La VVC est donc une mesure très importante, et ce, à plusieurs niveaux. Au niveau individuel, elle permet d'identifier les clients qui seront les plus rentables, et qu'il faut donc cibler et retenir en priorité. A un niveau agrégé, elle permet de connaître la valeur totale d'un segment de clients et donc aussi de l'entreprise dans son ensemble. De plus, la VVC est utilisée pour mesurer l'impact des campagnes marketing (Return on Investment) ou pour décider des meilleures actions à prendre en fonction de la rentabilité attendue (Next Action to Take). Des études scientifiques ont montré par exemple que 25% des clients n'étaient pas rentables pour une entreprise spécifique, ou que cibler les clients sur base de la VVC permettait d'améliorer l'efficacité marketing d'une autre entreprise de 33%.
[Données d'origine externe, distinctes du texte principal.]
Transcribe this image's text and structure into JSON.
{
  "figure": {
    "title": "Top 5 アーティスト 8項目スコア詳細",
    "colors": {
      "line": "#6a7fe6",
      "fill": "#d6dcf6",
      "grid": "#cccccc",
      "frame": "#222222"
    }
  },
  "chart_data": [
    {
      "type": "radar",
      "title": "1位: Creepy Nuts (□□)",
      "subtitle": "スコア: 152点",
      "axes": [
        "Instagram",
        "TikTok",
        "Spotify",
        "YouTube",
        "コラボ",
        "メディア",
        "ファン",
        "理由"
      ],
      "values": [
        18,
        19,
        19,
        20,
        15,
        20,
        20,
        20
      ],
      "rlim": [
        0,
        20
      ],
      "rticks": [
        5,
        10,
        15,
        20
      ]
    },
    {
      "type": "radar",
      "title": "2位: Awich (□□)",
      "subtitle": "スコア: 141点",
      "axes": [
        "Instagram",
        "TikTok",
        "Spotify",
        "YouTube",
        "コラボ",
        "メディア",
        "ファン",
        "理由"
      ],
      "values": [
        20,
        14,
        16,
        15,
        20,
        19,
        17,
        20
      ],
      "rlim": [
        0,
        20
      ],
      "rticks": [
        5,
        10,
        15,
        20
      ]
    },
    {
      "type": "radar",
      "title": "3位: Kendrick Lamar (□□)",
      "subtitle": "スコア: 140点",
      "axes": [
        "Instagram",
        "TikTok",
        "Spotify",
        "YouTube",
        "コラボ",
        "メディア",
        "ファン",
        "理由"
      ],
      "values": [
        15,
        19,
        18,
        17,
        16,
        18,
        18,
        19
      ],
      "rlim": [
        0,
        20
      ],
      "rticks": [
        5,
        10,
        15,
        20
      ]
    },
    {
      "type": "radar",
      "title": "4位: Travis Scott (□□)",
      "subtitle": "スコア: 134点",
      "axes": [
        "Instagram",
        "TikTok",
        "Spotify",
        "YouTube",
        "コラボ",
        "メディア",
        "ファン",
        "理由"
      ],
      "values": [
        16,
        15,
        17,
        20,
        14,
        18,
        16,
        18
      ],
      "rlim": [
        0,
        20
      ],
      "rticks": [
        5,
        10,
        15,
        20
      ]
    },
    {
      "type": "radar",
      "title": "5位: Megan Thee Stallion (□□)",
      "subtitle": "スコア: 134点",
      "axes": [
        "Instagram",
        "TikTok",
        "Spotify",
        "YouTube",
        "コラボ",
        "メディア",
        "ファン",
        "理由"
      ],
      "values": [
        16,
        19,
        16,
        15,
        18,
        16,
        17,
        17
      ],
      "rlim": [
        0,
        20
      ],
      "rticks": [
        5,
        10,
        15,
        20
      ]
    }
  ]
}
Bref, utiliser la VVC permet de prendre de meilleures décisions. C'est donc une question au coeur du processus Marketing Analytics depuis plusieurs années.
La problématique principale de la VVC est d'arriver à prédire l'activité future d'un client, et donc de concevoir le meilleur modèle de prédiction. En pratique, la question de la modélisation de la VVC se réduit souvent à trois questions : (1) combien de temps le client restera client (quelle sera sa durée de vie ?), (2) tant qu'il sera actif, combien de transactions effectuera-t-il (la fréquence) et (3) quelle sera la valeur (c'est-à-dire les montants) de ces transactions ?
Dès lors, plusieurs approches coexistent pour estimer ces trois mesures : durée de vie, fréquence, et valeur. Certains modèles sont simples, d'autres plus complexes.
L'approche la plus célèbre étant sans doute l'approche RFM (récence, fréquence et montant) qui mesure respectivement le temps écoulé depuis la dernière transaction (récence), le nombre de transactions effectuées par le client depuis le début de la relation (fréquence) et la somme moyenne dépensée (montant). Cette approche basée directement sur des mesures « passées » a l'avantage d'être très facile à mettre en place, même si la question de la durée de vie attendue n'est pas vraiment réglée puisqu'elle n'offre qu'un « proxy » très approximatif (la récence) quant à cette question.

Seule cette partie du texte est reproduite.